She sighs. “Okay. Are you following her on the pack car’s GPS?”

“Yes.”

“Good. I saw you talking to Terra earlier. How’s she doing?”

I pause. The hair on the back of my neck stands up, and I grip the steering wheel of my truck so tightly that my knuckles turn white. “When did you see that?’

“Oh, I was on my way to the store and drove past.”

“What?”

Briony laughs. “You know how you can drive past the hardware store if you want to take a side road to the grocery? That’s what I did because I was on the phone with Evander and didn’t want to get stuck at that stupid intersection where the roadwork is happening.”

She went to the grocery store but didn’t come back with any food.

“No,” I whisper out loud.

The pieces click together in my mind. If Briony saw Terra and I talking on the way to the store… then Mia might have, too.

I held Terra’s hand.

Oh.

Shit.

Fuck.

“I have to go,” I bark into the phone. Briony makes a sound of protest, but I cut her off and open the GPS tracking app.

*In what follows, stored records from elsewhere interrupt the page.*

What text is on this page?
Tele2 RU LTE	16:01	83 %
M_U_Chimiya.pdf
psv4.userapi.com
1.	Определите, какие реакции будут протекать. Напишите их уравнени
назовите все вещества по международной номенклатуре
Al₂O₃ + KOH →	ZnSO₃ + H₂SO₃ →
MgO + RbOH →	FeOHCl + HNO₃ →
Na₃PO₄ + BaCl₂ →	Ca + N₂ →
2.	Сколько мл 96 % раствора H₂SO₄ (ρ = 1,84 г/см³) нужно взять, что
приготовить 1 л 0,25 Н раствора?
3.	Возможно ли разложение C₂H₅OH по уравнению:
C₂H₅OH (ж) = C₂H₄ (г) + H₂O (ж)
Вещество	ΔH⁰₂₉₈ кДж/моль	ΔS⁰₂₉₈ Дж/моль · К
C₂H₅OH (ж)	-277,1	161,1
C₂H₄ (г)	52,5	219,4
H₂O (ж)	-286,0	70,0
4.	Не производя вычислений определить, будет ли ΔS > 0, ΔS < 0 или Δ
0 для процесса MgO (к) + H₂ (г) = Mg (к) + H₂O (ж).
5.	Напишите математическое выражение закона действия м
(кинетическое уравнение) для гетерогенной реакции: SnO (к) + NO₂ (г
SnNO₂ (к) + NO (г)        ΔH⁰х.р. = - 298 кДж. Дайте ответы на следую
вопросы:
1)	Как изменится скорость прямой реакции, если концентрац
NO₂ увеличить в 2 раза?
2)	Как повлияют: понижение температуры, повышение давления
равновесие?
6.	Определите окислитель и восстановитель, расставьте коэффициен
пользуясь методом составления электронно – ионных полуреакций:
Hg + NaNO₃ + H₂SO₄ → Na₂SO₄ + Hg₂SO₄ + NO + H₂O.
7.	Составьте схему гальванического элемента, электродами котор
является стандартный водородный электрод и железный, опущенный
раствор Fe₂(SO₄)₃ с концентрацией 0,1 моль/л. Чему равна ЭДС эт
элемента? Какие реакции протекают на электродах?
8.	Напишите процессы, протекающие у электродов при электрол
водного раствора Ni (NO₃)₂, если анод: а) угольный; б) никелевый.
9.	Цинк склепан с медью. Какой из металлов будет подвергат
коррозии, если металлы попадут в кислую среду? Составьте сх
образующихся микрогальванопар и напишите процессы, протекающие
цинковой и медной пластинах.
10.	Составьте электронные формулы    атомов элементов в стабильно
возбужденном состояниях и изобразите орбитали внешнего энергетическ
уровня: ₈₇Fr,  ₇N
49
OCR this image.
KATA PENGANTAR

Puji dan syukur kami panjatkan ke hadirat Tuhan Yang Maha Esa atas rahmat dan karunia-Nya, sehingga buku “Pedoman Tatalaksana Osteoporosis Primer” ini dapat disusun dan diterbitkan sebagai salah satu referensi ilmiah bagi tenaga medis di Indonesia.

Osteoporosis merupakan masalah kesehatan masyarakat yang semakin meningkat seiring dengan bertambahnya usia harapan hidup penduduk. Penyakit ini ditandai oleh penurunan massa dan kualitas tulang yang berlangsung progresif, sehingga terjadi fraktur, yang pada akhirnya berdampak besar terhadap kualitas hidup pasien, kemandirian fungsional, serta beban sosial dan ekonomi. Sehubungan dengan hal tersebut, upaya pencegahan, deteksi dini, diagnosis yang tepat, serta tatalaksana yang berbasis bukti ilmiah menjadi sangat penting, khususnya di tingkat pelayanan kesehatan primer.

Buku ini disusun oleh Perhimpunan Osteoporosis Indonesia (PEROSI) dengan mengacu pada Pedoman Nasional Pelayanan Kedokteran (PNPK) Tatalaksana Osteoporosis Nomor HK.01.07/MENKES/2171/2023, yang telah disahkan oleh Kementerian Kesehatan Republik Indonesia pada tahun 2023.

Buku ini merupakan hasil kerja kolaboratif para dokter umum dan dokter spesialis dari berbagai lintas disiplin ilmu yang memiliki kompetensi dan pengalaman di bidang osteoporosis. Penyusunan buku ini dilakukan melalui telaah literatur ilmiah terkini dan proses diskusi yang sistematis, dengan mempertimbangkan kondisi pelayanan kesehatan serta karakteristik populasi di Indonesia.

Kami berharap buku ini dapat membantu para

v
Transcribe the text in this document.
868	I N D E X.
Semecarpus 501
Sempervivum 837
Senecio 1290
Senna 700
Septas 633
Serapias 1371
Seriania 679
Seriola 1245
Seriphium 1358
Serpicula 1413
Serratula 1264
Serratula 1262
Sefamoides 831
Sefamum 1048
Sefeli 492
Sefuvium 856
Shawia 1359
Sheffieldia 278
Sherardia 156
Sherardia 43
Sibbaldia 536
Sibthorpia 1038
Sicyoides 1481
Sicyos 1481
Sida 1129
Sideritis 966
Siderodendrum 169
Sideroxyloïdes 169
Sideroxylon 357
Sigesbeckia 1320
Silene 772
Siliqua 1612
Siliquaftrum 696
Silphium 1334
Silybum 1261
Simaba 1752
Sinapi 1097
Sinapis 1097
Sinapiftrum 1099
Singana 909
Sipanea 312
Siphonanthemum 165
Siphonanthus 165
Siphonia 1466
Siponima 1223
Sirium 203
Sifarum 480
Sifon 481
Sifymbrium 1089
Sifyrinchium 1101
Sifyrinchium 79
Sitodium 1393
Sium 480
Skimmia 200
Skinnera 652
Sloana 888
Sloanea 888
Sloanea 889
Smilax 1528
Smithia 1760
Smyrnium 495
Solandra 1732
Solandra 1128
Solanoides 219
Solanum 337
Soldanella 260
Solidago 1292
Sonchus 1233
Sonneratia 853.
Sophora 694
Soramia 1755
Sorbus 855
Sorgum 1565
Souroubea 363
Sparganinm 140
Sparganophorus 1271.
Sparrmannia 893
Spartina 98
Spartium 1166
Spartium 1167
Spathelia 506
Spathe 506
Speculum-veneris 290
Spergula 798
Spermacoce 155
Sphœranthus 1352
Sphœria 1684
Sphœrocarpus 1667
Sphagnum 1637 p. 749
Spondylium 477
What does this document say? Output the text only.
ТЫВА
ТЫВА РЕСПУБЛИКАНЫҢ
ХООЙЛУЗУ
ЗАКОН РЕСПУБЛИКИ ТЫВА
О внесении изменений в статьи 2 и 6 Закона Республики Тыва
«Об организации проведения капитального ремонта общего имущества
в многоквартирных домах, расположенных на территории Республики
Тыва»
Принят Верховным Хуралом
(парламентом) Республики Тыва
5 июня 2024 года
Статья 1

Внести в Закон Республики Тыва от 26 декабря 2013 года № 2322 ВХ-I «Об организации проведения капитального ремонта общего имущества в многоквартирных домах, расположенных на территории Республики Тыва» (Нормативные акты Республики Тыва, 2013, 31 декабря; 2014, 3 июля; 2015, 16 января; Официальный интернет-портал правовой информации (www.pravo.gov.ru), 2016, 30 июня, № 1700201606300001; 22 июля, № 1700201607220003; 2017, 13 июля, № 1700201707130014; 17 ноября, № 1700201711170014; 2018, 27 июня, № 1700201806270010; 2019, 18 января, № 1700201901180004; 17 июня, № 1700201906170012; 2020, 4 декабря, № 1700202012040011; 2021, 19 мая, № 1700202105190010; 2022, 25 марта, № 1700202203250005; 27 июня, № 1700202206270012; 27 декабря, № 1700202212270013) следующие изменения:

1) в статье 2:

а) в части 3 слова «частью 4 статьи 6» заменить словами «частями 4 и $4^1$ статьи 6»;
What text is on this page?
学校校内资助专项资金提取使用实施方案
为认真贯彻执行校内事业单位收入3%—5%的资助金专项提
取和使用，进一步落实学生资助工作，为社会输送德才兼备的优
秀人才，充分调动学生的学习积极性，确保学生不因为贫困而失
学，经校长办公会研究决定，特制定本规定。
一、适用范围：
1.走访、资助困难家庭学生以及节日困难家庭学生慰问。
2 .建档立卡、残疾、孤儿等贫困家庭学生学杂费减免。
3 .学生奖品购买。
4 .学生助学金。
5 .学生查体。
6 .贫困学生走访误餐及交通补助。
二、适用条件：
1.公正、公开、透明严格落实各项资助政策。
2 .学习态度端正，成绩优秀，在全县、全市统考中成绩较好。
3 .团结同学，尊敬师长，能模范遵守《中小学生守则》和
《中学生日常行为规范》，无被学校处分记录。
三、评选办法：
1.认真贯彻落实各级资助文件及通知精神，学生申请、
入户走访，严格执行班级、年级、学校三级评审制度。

Whether or not Mia thinks our relationship is fake is unknown. But I have a feeling she wants this as much as I do.

Because if she saw me holding Terra’s hand… and she didn’t think that our relationship was fake…then she’d be upset. Very upset. Upset enough to drive seven hours back to New Mexico.

I slam on the gas, and my truck roars down the road.

I have to find her before she walks straight into a den of literal mountain lions. I have to ask her how she feels.

Mostly, though, I have to tell her how I feel. Because for me, this isn’t fake.

Not in the slightest.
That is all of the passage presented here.